RIGHTS OF ACCESS, CORRECTION, ERASURE, AND RESTRICTION
If we are acting as a Data Processor you may need to make a request to exercise your Data Subject Rights directly to the Data Controller. However, under certain circumstances, by law you have the right to:
- Request access to your personal information (commonly known as a “data subject access request”). This enables you to receive a copy of the personal information we hold about you and to check that we are lawfully processing it;
- Request correction of the personal information that we hold about you. This enables you to have any incomplete or inaccurate information we hold about you corrected;
- Request erasure of your personal information. This enables you to ask us to delete or remove personal information where there is no good reason for us continuing to process it. You also have the right to ask us to delete or remove your personal information where you have exercised your right to object to processing (see below);
- Object to processing of your personal information where we are relying on a legitimate interest (or those of a third party) and there is something about your particular situation which makes you want to object to processing on this ground.

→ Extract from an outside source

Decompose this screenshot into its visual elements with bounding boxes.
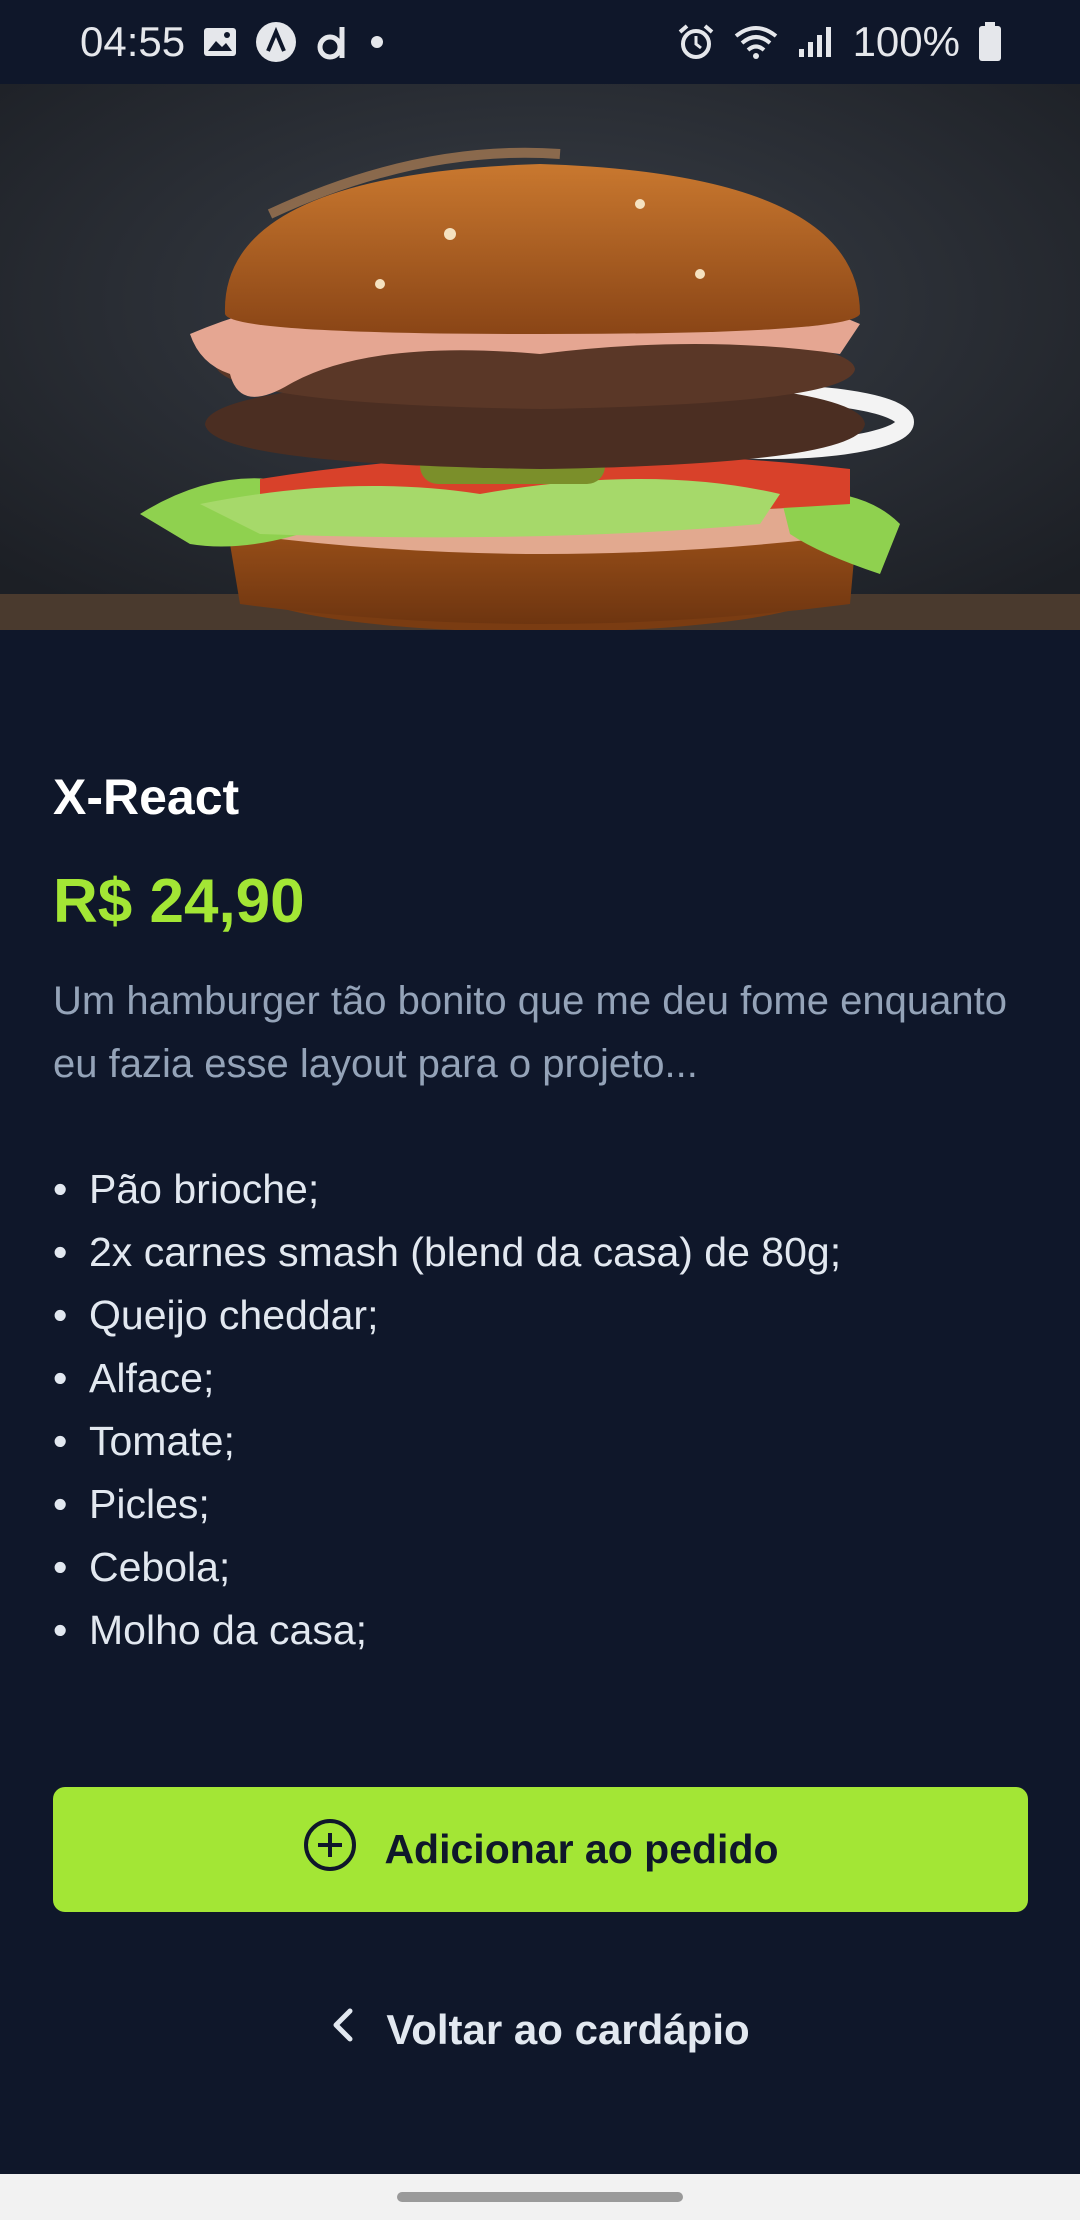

You also have the right to object where we are processing your personal information for direct marketing purposes;
- Request the restriction of processing of your personal information. This enables you to ask us to suspend the processing of personal information about you, for example if you want us to establish its accuracy or the reason for processing it;
- Request the transfer of your personal information to another party.
If you want to review, verify, correct or request erasure of your personal information, object to the processing of your personal data, or request that we transfer a copy of your personal information to another party, please contact the Data Protection Officer in writing, whose details are provided below.
RIGHT TO WITHDRAW CONSENT
If you have provided consent to us processing your personal information you have the right to withdraw your consent for processing for that purpose at any time.
If you talk to us over the Internet (for example by email or webmail) remember that this form of communication is not always secure. These kinds of messages may go through a number of countries before they are delivered. That is just the nature of the Internet, so we cannot accept responsibility for any unauthorised access or loss of personal information if it is beyond our control. We may use ‘cookies’ to monitor how people use our site. A cookie is a piece of information stored on your computer’s hard drive that records how you have used a website. Our cookies policy tells you more about cookies and how we use them.
DATA PROTECTION OFFICER
If you have any questions about this Customer and Community Privacy Notice or how we handle your personal information, please contact the Data Protection Officer whose details are as follows:
Data Protection Officer
Cardiff City House of Sport
Clos Parc Morgannwg
or email: firstname.lastname@example.org
This policy was last updated on 15 May 2018.
You have the right to make a complaint at any time to the Information Commissioner’s Office (ICO), the UK supervisory authority for data protection issues. We would, however appreciate the chance to deal with your concerns before you approach the ICO so please consider contacting us in first instance.